Under pressure

The world is filled with all sorts of pressures. Some of them are beneficial and some are nothing but a pressurized pain in the keister.

Take hydraulic pressure. It can be a force for good, such as when pressurized oil activates a cylinder on the tow truck that’s hoisting your car out a snowdrift. Not that I would personally know anything about that, mind you.

Sometimes we have to endure unwanted hydraulic pressure. A prime example of this is our basement.

Much of the Midwest has suffered persistently wet weather this spring. Our area has soil moisture levels that are commonly associated with bayous.
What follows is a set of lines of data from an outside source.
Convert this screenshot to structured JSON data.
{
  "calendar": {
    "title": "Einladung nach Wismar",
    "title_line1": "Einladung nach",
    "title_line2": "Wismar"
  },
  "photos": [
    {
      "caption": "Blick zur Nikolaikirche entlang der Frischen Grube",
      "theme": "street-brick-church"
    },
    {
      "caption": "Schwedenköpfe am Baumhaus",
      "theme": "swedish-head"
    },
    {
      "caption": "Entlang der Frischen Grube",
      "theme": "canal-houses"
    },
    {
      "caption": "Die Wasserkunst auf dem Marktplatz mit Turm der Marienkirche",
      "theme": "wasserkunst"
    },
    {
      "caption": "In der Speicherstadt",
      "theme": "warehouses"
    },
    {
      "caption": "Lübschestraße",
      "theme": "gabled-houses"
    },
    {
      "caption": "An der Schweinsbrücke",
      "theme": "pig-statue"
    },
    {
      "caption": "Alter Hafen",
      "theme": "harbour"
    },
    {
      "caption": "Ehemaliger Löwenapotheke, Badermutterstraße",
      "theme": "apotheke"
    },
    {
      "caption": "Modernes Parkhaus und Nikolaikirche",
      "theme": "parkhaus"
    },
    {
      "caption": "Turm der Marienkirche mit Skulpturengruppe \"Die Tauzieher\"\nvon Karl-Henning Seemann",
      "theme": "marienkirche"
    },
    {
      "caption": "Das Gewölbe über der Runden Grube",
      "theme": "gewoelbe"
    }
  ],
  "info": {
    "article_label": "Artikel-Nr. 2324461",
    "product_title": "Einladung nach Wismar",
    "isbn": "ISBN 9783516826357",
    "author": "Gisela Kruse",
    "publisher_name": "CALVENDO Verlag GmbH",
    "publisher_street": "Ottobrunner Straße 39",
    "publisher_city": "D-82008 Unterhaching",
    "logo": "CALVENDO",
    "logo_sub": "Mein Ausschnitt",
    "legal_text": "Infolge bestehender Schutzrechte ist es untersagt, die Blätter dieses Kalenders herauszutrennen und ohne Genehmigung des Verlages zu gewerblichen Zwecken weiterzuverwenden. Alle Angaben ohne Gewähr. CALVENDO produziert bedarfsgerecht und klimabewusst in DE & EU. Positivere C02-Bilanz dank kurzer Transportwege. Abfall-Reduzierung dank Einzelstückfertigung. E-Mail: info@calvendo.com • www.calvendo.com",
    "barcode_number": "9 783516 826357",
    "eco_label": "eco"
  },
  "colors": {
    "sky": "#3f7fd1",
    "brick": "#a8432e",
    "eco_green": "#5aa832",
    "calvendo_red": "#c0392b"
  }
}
Water began to seep into our basement when the frost went out this spring. This would be great if we wanted an indoor pool, but my wife and I are non-swimmers.
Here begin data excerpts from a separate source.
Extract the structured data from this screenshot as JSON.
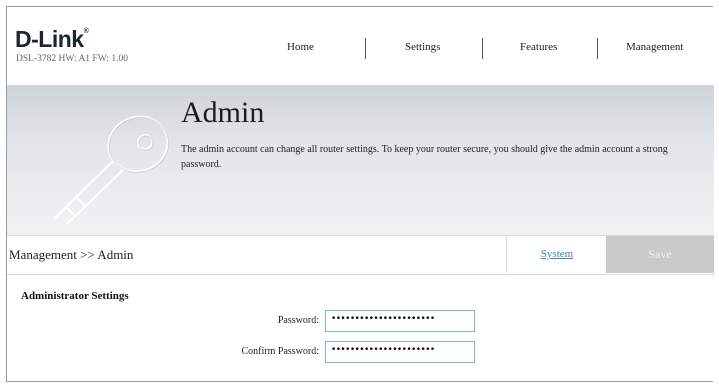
{
  "brand": {
    "logo": "D-Link",
    "logo_mark": "®",
    "hw_info": "DSL-3782  HW: A1  FW: 1.00"
  },
  "nav": {
    "items": [
      {
        "label": "Home"
      },
      {
        "label": "Settings"
      },
      {
        "label": "Features"
      },
      {
        "label": "Management"
      }
    ]
  },
  "banner": {
    "title": "Admin",
    "description": "The admin account can change all router settings. To keep your router secure, you should give the admin account a strong password.",
    "icon": "key-icon"
  },
  "toolbar": {
    "breadcrumb": "Management >> Admin",
    "system_label": "System",
    "save_label": "Save"
  },
  "settings": {
    "section_title": "Administrator Settings",
    "password_label": "Password:",
    "password_value": "••••••••••••••••••••••",
    "confirm_label": "Confirm Password:",
    "confirm_value": "••••••••••••••••••••••"
  },
  "colors": {
    "link": "#3a86b4",
    "save_bg": "#c9c9c9",
    "input_border": "#7fb6c8"
  }
}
Water in our basement is nothing new. The basement isn’t finished, nor does it house priceless heirloom antiques. It’s a place where we store odds and ends, the kind of junk that can live in a basement that’s sometimes wet.

This wasn’t my first watery rodeo. I fired up our shop vac, sucked up the offending fluid and dumped it down the drain. Mission accomplished!

Except that it wasn’t. By the next morning, the water had returned. Again with the shop vac, again with the dumping. Rinse and repeat several days in a row.

It occurred to me during this process that the shop vac was creating negative air pressure that I was deploying in an effort to counteract positive water pressure. It was a battle of sea versus air, man versus nature.

It wasn’t difficult to determine the cause of our subterranean water woes. The road ditch that lies near our house is brimming with meltwater. A cursory eyeballing of the situation reveals that the ditch’s water level is substantially higher than our basement floor. It’s as if our basement were a boat that’s made of 55-year-old concrete that has a spiderweb of cracks. No wonder the water is winning.

Another type of pressure that’s been on my mind has to do with a dear old friend. Specifically, my 1949 John Deere “A” tractor.

The “A” is in fairly good health for septuagenarian. She’s often gassy, coughs frequently and can be difficult to get started. But that also describes me. What is troubling is her oil pressure, which has been running low the past few years.

I have consulted several local Johnny Popper experts, a group which might best be described as “older guys who have grease under their fingernails and green paint coursing through their veins.”

Following their advice, I inspected every aspect of the tractor’s lubrication system. Oil pump? Disassembled it and it looks fine. Oil lines? Can’t see any leaks. Did you try adjusting the pressure regulator? Yup. Is the filter housing cracked? Not as far as I can tell.

In an online forum that’s dedicated to old putt-putt tractor problems (there are online forums for everything), someone mentioned that the main bearings on the crankshaft might need adjusting.

There’s nothing much to that particular job. You simply remove the flywheel and the crankshaft seal, disassemble the bearing, remove a brass shim or two and put it all back together.

The “put it all back together” is the tricky part. The flywheel, which is made of a mineral mined from a neutron star, weighs approximately as much as the Rock of Gibraltar. I discussed this task with several old Deere guys, and they said that reinstalling the flywheel is a tough job. If you do it solo, you’ll need a hoist.

Sadly, I’m hoistless. Even so, I decided to give the flywheel a whirl (har!).

I used the “watch your toes!” (aka gravitationally assisted) technique to remove the flywheel. But putting it back on was a whole other deal. I thought about building a hoist made of old lumber and ropes and pulleys, a Rube Goldberg-like conglomeration that would make Wile E. Coyote envious.

But first I opted to try the venerable “muscle it” method. As I grunted the astonishingly dense chunk of metal skyward — why did they put that crankshaft so high off the ground? — it dawned on me that certain internal pressures were probably building. The words “hernia repair” might soon appear in my medical records.

Fortune sometimes smiles upon even the most foolish. The flywheel slipped right into place on the first try.

I started the “A” and she clucked to herself like a contented old mother hen. But her oil pressure remains stubbornly low.

Sometimes you win, sometimes you lose. And sometimes, winning simply means avoiding crushed toes and postponing pressure problems until another day.